Minggu, Oktober 2016
"Nggak ada yang mau ngomong?!"
"Kalau nggak ada yang ngomong, gimana kita bisa ngerti apa yang kalian mau?”
“Kalian tau apa tujuan kita bikin makrab ini?”
“Dari namanya aja udah keliatan, malam pengakraban. Pastinya kita pengen kalian lebih akrab dan kenal satu sama lain. Tapi, apa hasilnya? Nggak ada tuh kata akrab di antara kalian. Semuanya masih saling canggung!”
“Dan, tau apa yang bikin kita marah? Tadi malam, kita udah berupaya mengundang salah satu vlogger untuk menambah wawasan kalian, tapi apa? Kalian malah tidur!"
Gigiku mengerat bibir bagian dalam. Ini bukan pertama kalinya ada shock therapy di klub Focus. Aku juga heran kenapa klub yang bergerak di bidang seni ini juga menerapkan pendekatan yang keras. Saat pertama kali mengalaminya, aku ingin mengundurkan diri sebagai anggota klub. Namun, ada sesuatu dalam diriku yang membuatku bertahan. Bukan karena Indra, meskipun dia yang menjadi alasan utamaku ada di sini. Aku merasa pantang untuk mundur dan menyerah dari apa yang sudah aku mulai. Jadi, meskipun terasa sulit, aku tetap bertahan.
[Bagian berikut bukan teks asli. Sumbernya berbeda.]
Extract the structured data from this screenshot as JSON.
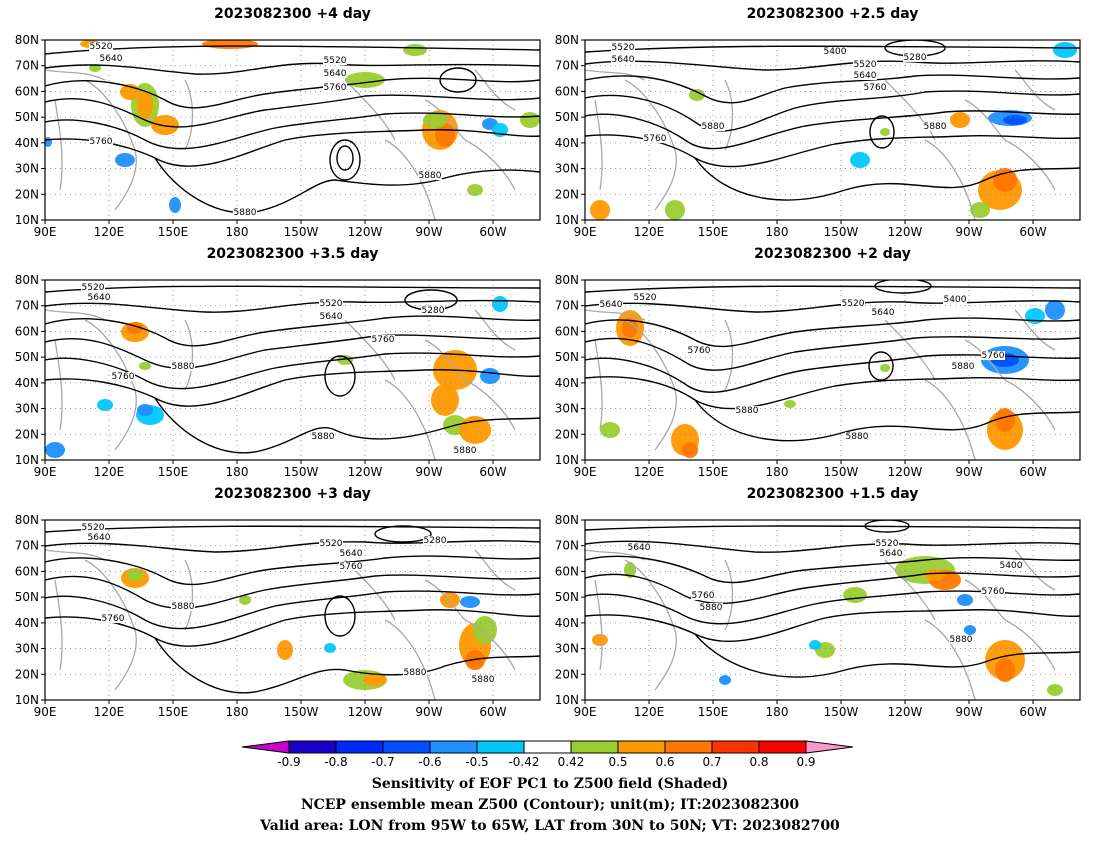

Walau sejujurnya, aku tidak sanggup untuk terus mendengarkan teriakan yang saling bersahutan dan menyudutkan. Iya, aku tahu ini salah satu cara mereka melatih kedisiplinan kita. Iya, aku juga tahu bahwa evaluasi ini ada karena di antara kita pasti telah melakukan kesalahan. Tapi apakah harus dengan membentak untuk menegurnya?
Aku tidak takut. Aku selalu meyakinkan diriku sendiri bahwa aku tidak takut. Kenapa? Karena aku tidak melakukan kesalahan apapun. Pernah, sih, satu kali. Saat aku sering tidak menyapa Indra atau bertemu anggota yang lain saat kami berpapasan.